If $f: \Omega \subset \mathbb{R}^2 \rightarrow \mathbb{R}$ is smooth, then its graph $G = \{(x,y, f(x,y) | (x,y) \in \Omega\}$ is a minimiser of area if and only if it satisfies the Euler-Lagrange equation for the area functional. I saw further that if $\Omega$ is convex, then $G$ is absolutely area minimising. What is the definition of absolutely area minimising vs just area minimising? The terminology is used here: https://arxiv.org/abs/math/0511469v1

Answer 1

There are some misunderstanding of the terms. First of all, a graph $G$ which satisfies the Euler Lagrange equation

$$ \text{div} \left( \frac{\nabla f}{\sqrt{1+|\nabla f|^2}}\right) = 0$$

if and only if it is a critical point of the area functional. In this case the graph is a minimal surface. That this is a minimal surface does not mean that it is a local or global minimizer of the area functional.
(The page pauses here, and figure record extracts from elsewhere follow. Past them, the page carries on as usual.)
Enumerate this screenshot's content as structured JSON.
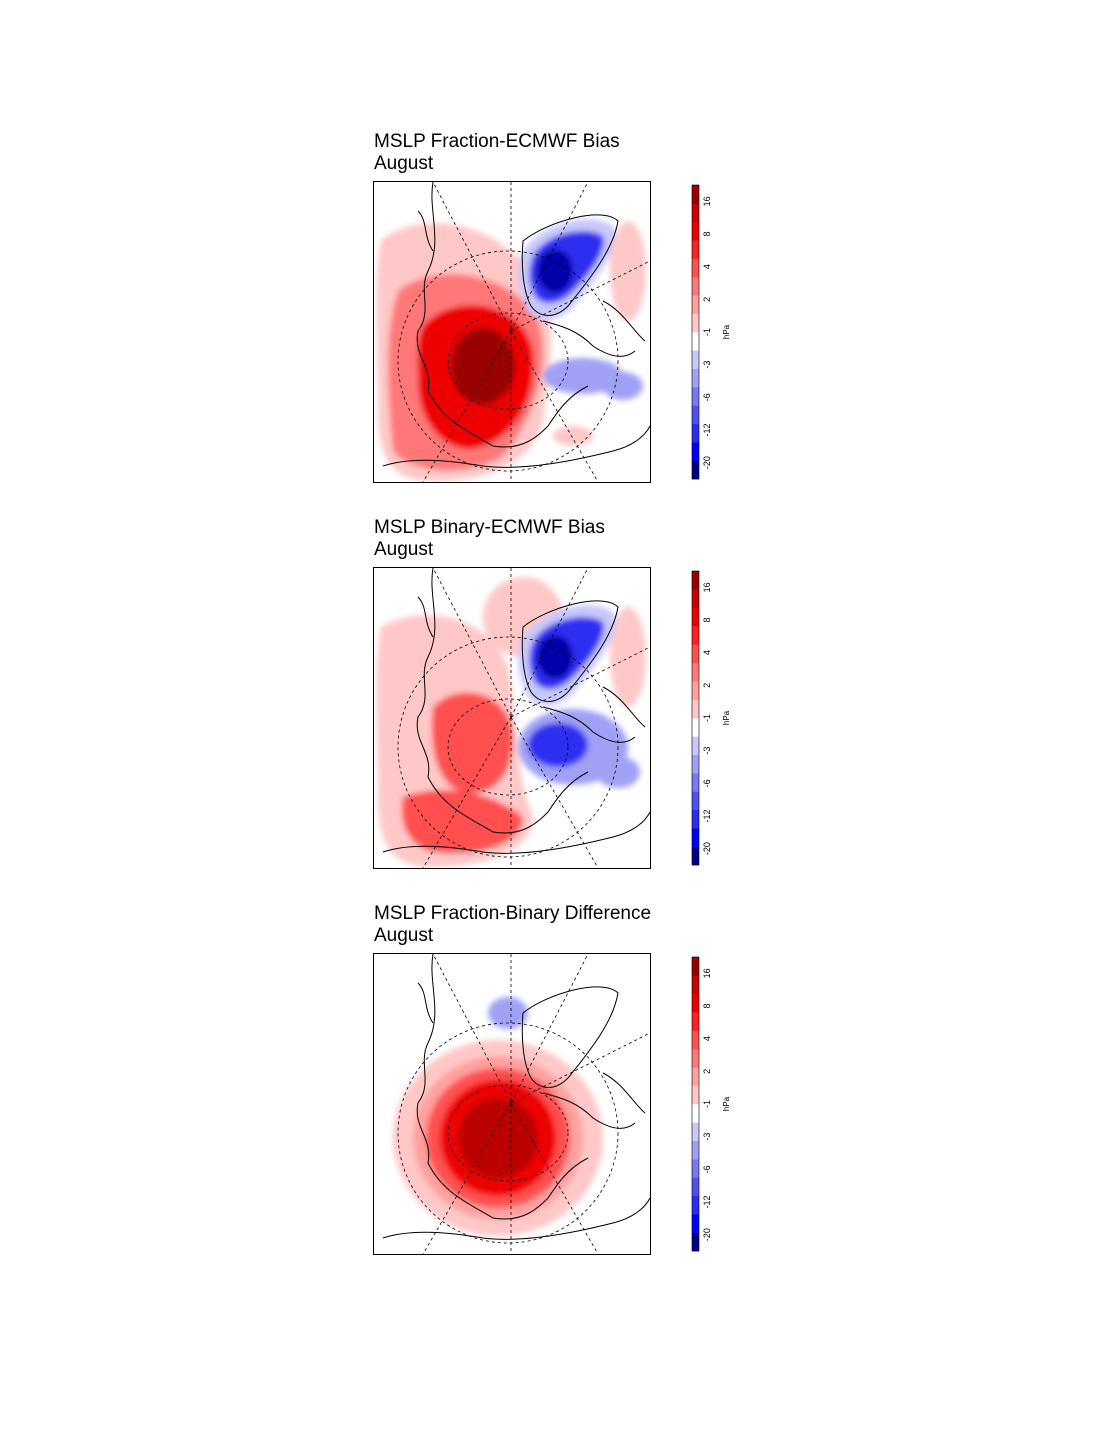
{
  "colorbar": {
    "unit": "hPa",
    "tick_labels": [
      "-20",
      "-12",
      "-6",
      "-3",
      "-1",
      "2",
      "4",
      "8",
      "16"
    ],
    "colors": [
      "#00008b",
      "#0000ff",
      "#2d2df0",
      "#5050ee",
      "#7878f0",
      "#a0a0f5",
      "#c8c8fa",
      "#ffffff",
      "#ffc8c8",
      "#ffa0a0",
      "#ff7878",
      "#ff5050",
      "#ff2020",
      "#ee0000",
      "#cc0000",
      "#990000"
    ]
  },
  "chart_data": [
    {
      "type": "heatmap",
      "title": "MSLP Fraction-ECMWF Bias",
      "subtitle": "August",
      "unit": "hPa",
      "anomalies": [
        {
          "region": "west-central",
          "sign": "positive",
          "peak_hPa": 16
        },
        {
          "region": "north-east (Greenland)",
          "sign": "negative",
          "peak_hPa": -20
        },
        {
          "region": "east-central",
          "sign": "negative",
          "peak_hPa": -3
        }
      ]
    },
    {
      "type": "heatmap",
      "title": "MSLP Binary-ECMWF Bias",
      "subtitle": "August",
      "unit": "hPa",
      "anomalies": [
        {
          "region": "west-central",
          "sign": "positive",
          "peak_hPa": 8
        },
        {
          "region": "north-east (Greenland)",
          "sign": "negative",
          "peak_hPa": -20
        },
        {
          "region": "east-central",
          "sign": "negative",
          "peak_hPa": -12
        }
      ]
    },
    {
      "type": "heatmap",
      "title": "MSLP Fraction-Binary Difference",
      "subtitle": "August",
      "unit": "hPa",
      "anomalies": [
        {
          "region": "central",
          "sign": "positive",
          "peak_hPa": 16
        },
        {
          "region": "north",
          "sign": "negative",
          "peak_hPa": -1
        }
      ]
    }
  ]
}
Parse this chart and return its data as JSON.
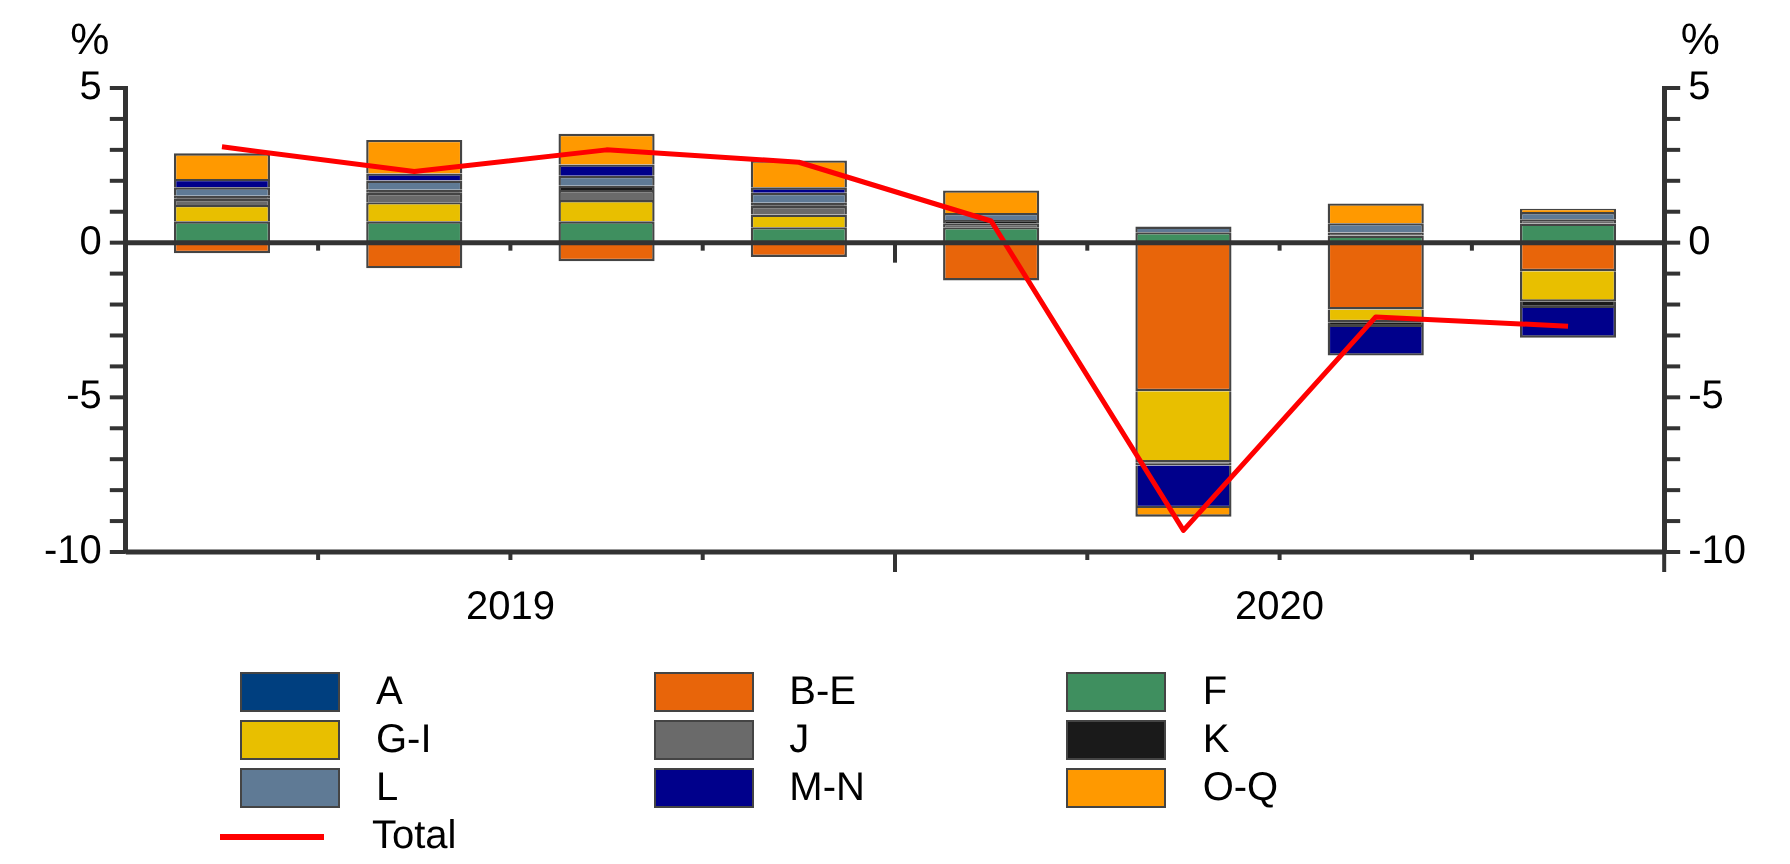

However, as shown in p.4 in Colding-Minicozzi's note, if the graph $G$ of $f$ is a minimal surface, then it is also a area-minimizer amongst surfaces in the cylinder $\Omega \times \mathbb R$ with the same boundary. That is, if $M$ is a minimal surface in $\Omega \times \mathbb R$ such that $\partial M = \partial G:= \{ (x, y, f(x, y)): (x, y)\in \partial \Omega\}$, then $$\text{Area}(M) \ge \text{Area} (G).$$

In particular, the graph $G$ might not be an absolute area-minimizer in $\mathbb R^3$: there might be some surface $M$ in $\mathbb R^3$ with $\partial M = \partial G$ with strictly smaller area. As shown in the note, $G$ is indeed an absolute area-minimizer when $\Omega$ is convex.